In [0]:
! pip install -q pyspark==3.1.2 spark-nlp

In [0]:
from pyspark.sql import SparkSession

spark = SparkSession.builder.config('spark.driver.maxResultSize', '18g').getOrCreate()

In [0]:
import json
import pandas as pd
import numpy as np
# Import pyspark
from pyspark.sql import SparkSession
from pyspark.ml import PipelineModel
from pyspark.sql import functions as F

# Import SparkNLP
import sparknlp
from sparknlp.annotator import *
from sparknlp.base import *


In [0]:
stopwords = StopWordsCleaner().getStopWords()

In [0]:
document = DocumentAssembler() \
            .setInputCol("alltext") \
            .setOutputCol("document")

sentenceDetector = SentenceDetector() \
            .setInputCols("document") \
            .setOutputCol("sentence")

token = Tokenizer() \
            .setInputCols("sentence") \
            .setOutputCol("token") \
            .setContextChars(["(", ")", "?", "!", ".", ","])

keywords = YakeKeywordExtraction() \
            .setInputCols("token") \
            .setOutputCol("keywords") \
            .setMinNGrams(1) \
            .setMaxNGrams(3)\
            .setNKeywords(3)\
            .setStopWords(stopwords)

yake_pipeline = Pipeline(stages=[document, sentenceDetector, token, keywords])

empty_df = spark.createDataFrame([['']]).toDF("alltext")

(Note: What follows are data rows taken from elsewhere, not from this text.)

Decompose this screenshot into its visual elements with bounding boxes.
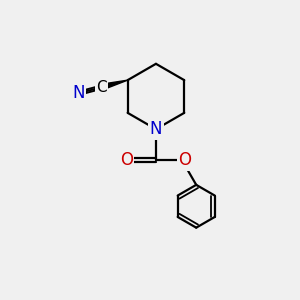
Text: O: O (178, 152, 192, 169)
Text: C: C (96, 80, 106, 95)
Text: N: N (150, 120, 162, 138)
Text: O: O (120, 152, 133, 169)
Text: N: N (72, 84, 85, 102)
Polygon shape (100, 80, 127, 90)
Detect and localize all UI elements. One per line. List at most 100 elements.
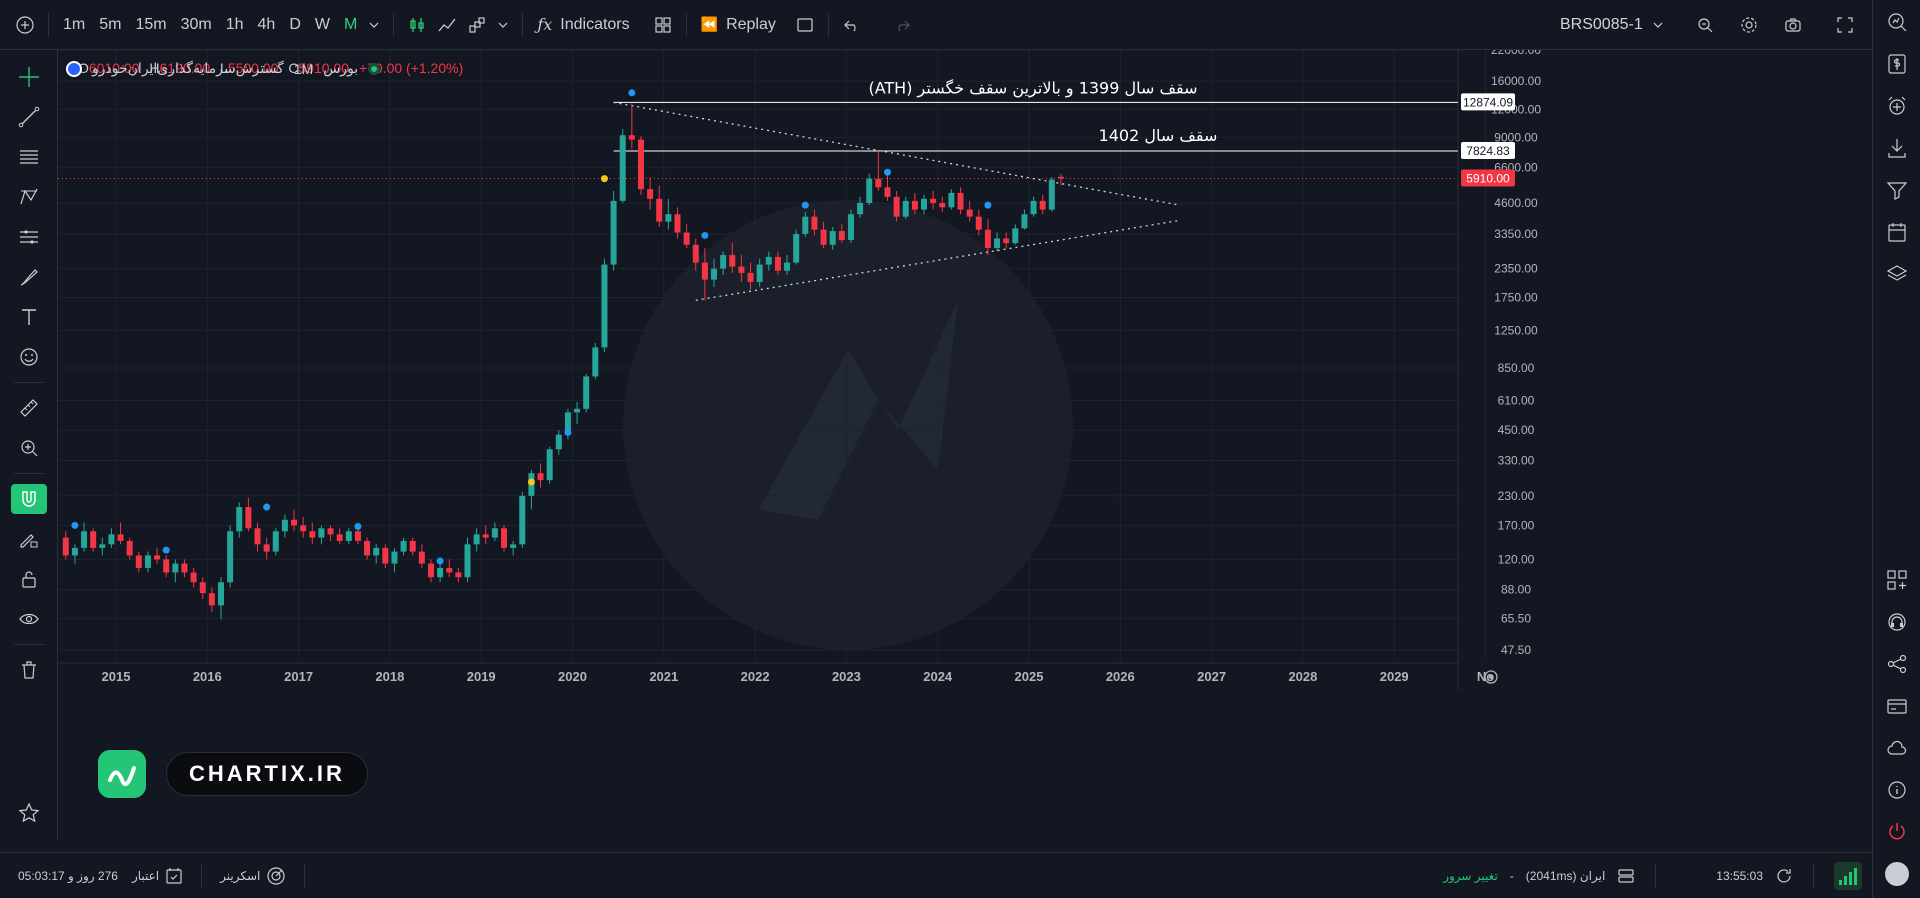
refresh-icon[interactable] xyxy=(1775,867,1793,885)
line-chart-button[interactable] xyxy=(432,8,462,42)
filter-button[interactable] xyxy=(1882,178,1912,202)
price-chart[interactable]: 22000.0016000.0012000.009000.006600.0046… xyxy=(58,50,1872,840)
cloud-icon xyxy=(1886,740,1906,755)
horizontal-lines-tool[interactable] xyxy=(11,142,47,172)
server-separator: - xyxy=(1509,869,1514,883)
candle-body xyxy=(409,540,416,552)
candle-body xyxy=(71,547,78,556)
power-button[interactable] xyxy=(1882,820,1912,844)
pattern-tool[interactable] xyxy=(11,182,47,212)
layers-button[interactable] xyxy=(1882,262,1912,286)
settings-button[interactable] xyxy=(1734,8,1764,42)
add-symbol-button[interactable] xyxy=(10,8,40,42)
x-tick-label: 2019 xyxy=(467,669,496,684)
brush-tool[interactable] xyxy=(11,262,47,292)
zoom-in-icon xyxy=(20,440,37,457)
widgets-button[interactable] xyxy=(1882,568,1912,592)
support-button[interactable] xyxy=(1882,610,1912,634)
timeframe-1m-button[interactable]: 1m xyxy=(63,15,86,33)
calendar-button[interactable] xyxy=(1882,220,1912,244)
delete-drawings-tool[interactable] xyxy=(11,655,47,685)
ruler-tool[interactable] xyxy=(11,393,47,423)
candle-body xyxy=(564,412,571,435)
text-tool[interactable] xyxy=(11,302,47,332)
ath-annotation-text: سقف سال 1399 و بالاترین سقف خگستر (ATH) xyxy=(868,78,1197,98)
trendline-tool[interactable] xyxy=(11,102,47,132)
candle-body xyxy=(437,567,444,578)
candle-body xyxy=(820,229,827,245)
chevron-down-icon xyxy=(498,22,508,28)
timeframe-4h-button[interactable]: 4h xyxy=(257,15,276,33)
candle-body xyxy=(1039,200,1046,210)
lock-drawing-tool[interactable] xyxy=(11,524,47,554)
prediction-tool[interactable] xyxy=(11,222,47,252)
close-label: C xyxy=(288,60,299,76)
symbol-selector[interactable]: BRS0085-1 xyxy=(1560,8,1663,42)
candle-body xyxy=(619,135,626,201)
visibility-tool[interactable] xyxy=(11,604,47,634)
toolbar-divider xyxy=(48,12,49,37)
zoom-in-tool[interactable] xyxy=(11,433,47,463)
compare-button[interactable] xyxy=(462,8,492,42)
timeframe-w-button[interactable]: W xyxy=(314,15,330,33)
emoji-tool[interactable] xyxy=(11,342,47,372)
signal-marker xyxy=(527,478,535,486)
crosshair-tool[interactable] xyxy=(11,62,47,92)
download-button[interactable] xyxy=(1882,136,1912,160)
fullscreen-rect-button[interactable] xyxy=(790,8,820,42)
share-button[interactable] xyxy=(1882,652,1912,676)
calendar-check-icon xyxy=(166,867,182,884)
chart-type-dropdown-button[interactable] xyxy=(492,8,514,42)
candle-type-button[interactable] xyxy=(402,8,432,42)
candle-body xyxy=(154,555,161,560)
timeframe-dropdown-button[interactable] xyxy=(363,8,385,42)
timeframe-5m-button[interactable]: 5m xyxy=(99,15,122,33)
dollar-icon xyxy=(1887,54,1906,74)
change-value: +70.00 (+1.20%) xyxy=(358,60,464,76)
redo-button[interactable] xyxy=(887,8,917,42)
timeframe-15m-button[interactable]: 15m xyxy=(135,15,167,33)
alerts-button[interactable] xyxy=(1882,94,1912,118)
candle-body xyxy=(656,198,663,222)
top1402-price-label-bg xyxy=(1461,142,1515,160)
timeframe-m-button[interactable]: M xyxy=(343,15,358,33)
cloud-button[interactable] xyxy=(1882,736,1912,760)
candle-body xyxy=(272,531,279,552)
candle-body xyxy=(711,268,718,280)
screener-button[interactable]: اسکرینر xyxy=(210,866,296,886)
timeframe-1h-button[interactable]: 1h xyxy=(225,15,244,33)
indicators-button[interactable]: ƒx Indicators xyxy=(531,8,635,42)
search-zoom-button[interactable] xyxy=(1690,8,1720,42)
ohlc-close: O6010.00 H6190.00 L5500.00 C5910.00 +70.… xyxy=(78,60,463,76)
timeframe-30m-button[interactable]: 30m xyxy=(180,15,212,33)
profile-button[interactable] xyxy=(1882,862,1912,886)
snapshot-button[interactable] xyxy=(1778,8,1808,42)
replay-button[interactable]: ⏪ Replay xyxy=(695,8,782,42)
y-tick-label: 850.00 xyxy=(1498,361,1535,375)
rectangle-icon xyxy=(797,17,813,32)
undo-button[interactable] xyxy=(837,8,867,42)
layouts-button[interactable] xyxy=(648,8,678,42)
card-icon xyxy=(1886,699,1907,714)
info-button[interactable] xyxy=(1882,778,1912,802)
status-right: تغییر سرور - ایران (2041ms) 13:55:03 xyxy=(1443,853,1862,898)
chart-search-icon xyxy=(1887,13,1906,32)
candle-body xyxy=(802,216,809,234)
market-status-icon xyxy=(368,62,381,75)
chart-area[interactable]: 22000.00 16000.00 12000.00 9000.00 6600.00 46… xyxy=(58,50,1872,840)
crosshair-icon xyxy=(18,67,39,87)
change-server-link[interactable]: تغییر سرور xyxy=(1443,869,1498,883)
payment-button[interactable] xyxy=(1882,694,1912,718)
magnet-tool[interactable] xyxy=(10,484,47,514)
portfolio-button[interactable] xyxy=(1882,52,1912,76)
watchlist-button[interactable] xyxy=(1882,10,1912,34)
candle-body xyxy=(382,547,389,564)
fullscreen-button[interactable] xyxy=(1830,8,1860,42)
favorites-tool[interactable] xyxy=(11,798,47,828)
unlock-tool[interactable] xyxy=(11,564,47,594)
timeframe-d-button[interactable]: D xyxy=(289,15,301,33)
alarm-clock-icon xyxy=(1888,96,1905,115)
trendline xyxy=(695,219,1180,301)
candle-body xyxy=(108,534,115,545)
status-divider xyxy=(304,863,306,888)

yake_Model = yake_pipeline.fit(empty_df)

In [0]:
from pyspark.sql.functions import udf
from pyspark.sql.types import *

In [0]:
from pyspark.sql.functions import split, explode, concat, concat_ws

In [0]:
def isValid(lst):
    setA = set(lst)
    setB ={"ukraine","russia","russian","ukraina","putin","kyiv","moscow","invasion","vladimir"}
    return len(setA & setB)>0

In [0]:
isValid_f = udf(isValid, BooleanType())

In [0]:
spark.udf.register(name="isValid_f", f=isValid_f)

In [0]:
# extract keywords from sparkdataframe
def keyword_extract_fromdf(df):
    df1 = df.withColumn("alltext",concat(df['title'],df['selftext']))
    result = yake_pipeline.fit(df1).transform(df1)
    result = result.withColumn('unique_keywords', F.array_distinct("keywords.result"))
    result1 =result.withColumn("isValid",isValid_f('unique_keywords'))
    finaldf=result1.select('author','title','selftext','subreddit','id','score','created_utc').filter('isValid')
    return finaldf

In [0]:
def handle(year_range = [2015, 2016, 2017], month_range = range(1, 13)):
    for year in year_range:
        for month in month_range:
            
            month_literal = str(month)
            data_path = "/mnt/lsde/group05/submissions_tree_shaking/" + str(year) + "-" + month_literal + ".parquet"
            print("start handling "+str(year) + "-" + month_literal)
            df =spark.read.load(data_path,format="parquet")
            df_done = keyword_extract_fromdf(df)
            df_done.write.mode("overwrite").format("parquet").save("/mnt/lsde/group05/"+"kwfilter_top3/"+str(year) + "-" + month_literal+".parquet")
            print("finish handling "+str(year) + "-" + month_literal)
            
    
    
    

In [0]:
handle([2014],[2])

In [0]:
handle([2014],range(3,13))

In [0]:
handle([2018],range(8,13))

In [0]:
handle([2019,2020,2021],range(1,13))

In [0]:
handle([2021],[11,12])

In [0]:
handle([2022],range(1,9))

In [0]:
handle([2015,2016,2017,2018,2019,2020,2021],range(1,13))

In [0]:
path="dbfs:/mnt/lsde/group05/submissions_tree_shaking/2014-2.parquet"